The challenge put the district’s new network in the spotlight in a big way. “We had hosted special functions before, but nothing like this,”Ball relates. “The White House contacted us and said ‘We want a private VLAN set up, and we need it done in four hours,’ so the guys at Next Step Innovation helped us with the configuration and we had a secure VLAN set up in four hours.”
The event went off without a hitch. “Afterward, a White House staffer said to me, ‘I don’t know who designed your network, but this is great,’” Ball recalls. “That really validated the flexibility and security we knew we’d gotten in our HP wireless network.”
Preparing for the BYOD onslaught
During day-to-day operations, the network is built to deliver separate VLANs for students, teachers and support staff. When a 1:1 initiative launches at the beginning of the next school year, the network will be put to the test of another kind.
“Kids are surrounded by screens—televisions, desktops, laptops, tablet computers, smartphones, gaming consoles—sometimes all at once, says Ball."So building bring-your-own-device (BYOD) capabilities into our network means being ready for multiple devices per-student.”

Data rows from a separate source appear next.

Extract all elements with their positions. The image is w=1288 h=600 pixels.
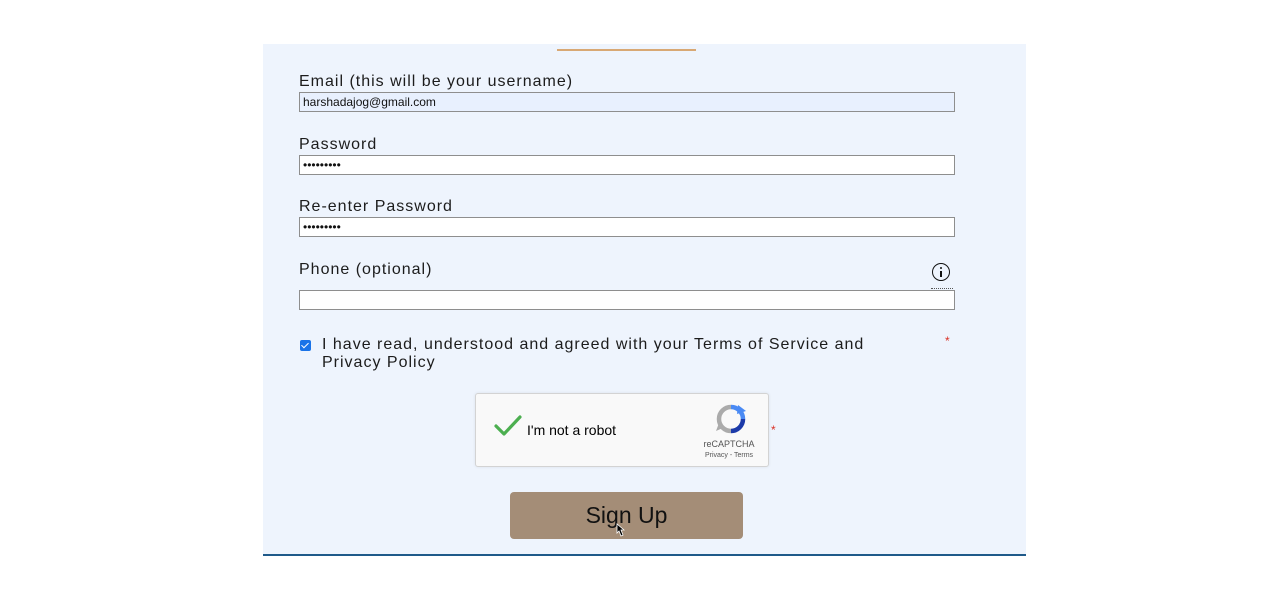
password-field[interactable]: •••••••••	[299, 155, 955, 175]
recaptcha-label: I'm not a robot	[527, 422, 617, 438]
phone-label: Phone (optional)	[299, 261, 433, 278]
info-icon[interactable]	[932, 263, 950, 281]
recaptcha-widget[interactable]: I'm not a robot reCAPTCHA Privacy - Term…	[475, 393, 769, 467]
recaptcha-required-marker: *	[771, 423, 776, 437]
terms-checkbox[interactable]	[300, 340, 311, 351]
email-label: Email (this will be your username)	[299, 73, 574, 90]
terms-text: I have read, understood and agreed with …	[322, 336, 865, 371]
recaptcha-brand: reCAPTCHA	[703, 439, 755, 449]
hand-pointer-cursor-icon	[616, 523, 625, 537]
password-label: Password	[299, 136, 378, 153]
phone-field[interactable]	[299, 290, 955, 310]
reenter-password-field[interactable]: •••••••••	[299, 217, 955, 237]
signup-page: Email (this will be your username) harsh…	[0, 0, 1288, 600]
checkmark-icon	[494, 415, 522, 436]
terms-required-marker: *	[945, 334, 950, 348]
reenter-password-label: Re-enter Password	[299, 198, 453, 215]
email-field[interactable]: harshadajog@gmail.com	[299, 92, 955, 112]
top-accent-bar	[557, 49, 696, 51]
signup-form: Email (this will be your username) harsh…	[263, 44, 1026, 556]
recaptcha-logo-icon	[716, 404, 746, 434]
sign-up-button[interactable]: Sign Up	[510, 492, 743, 539]
recaptcha-privacy-terms-links[interactable]: Privacy - Terms	[686, 452, 772, 459]
info-icon-underline	[931, 288, 953, 289]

Another kind of security network
When the team announced its wireless network to the community, the district received a request from the Clinton Police Department to allow officers to access the district’s wireless services from school parking lots. “On the face of it, it seemed like a good, practical idea,” Ball says. “Police officers are always looking for a place to pull over and fill out a report, check email or get some paperwork done, so we said yes.”
A sense of ownership
Parents can register their students online in about half the time it used to take to fill out the 20 pages of paper forms; teachers are uploading and streaming videos of lectures so students can re-watch them from home; and students are learning in an immersive technology environment.
“Taking this step into a new world of wireless networking really opens up the education process to students,” Ball says. “Students are already using technology in their lives outside of school. By bringing personal technology into the education process, we’re allowing them to have a sense of ownership in their education."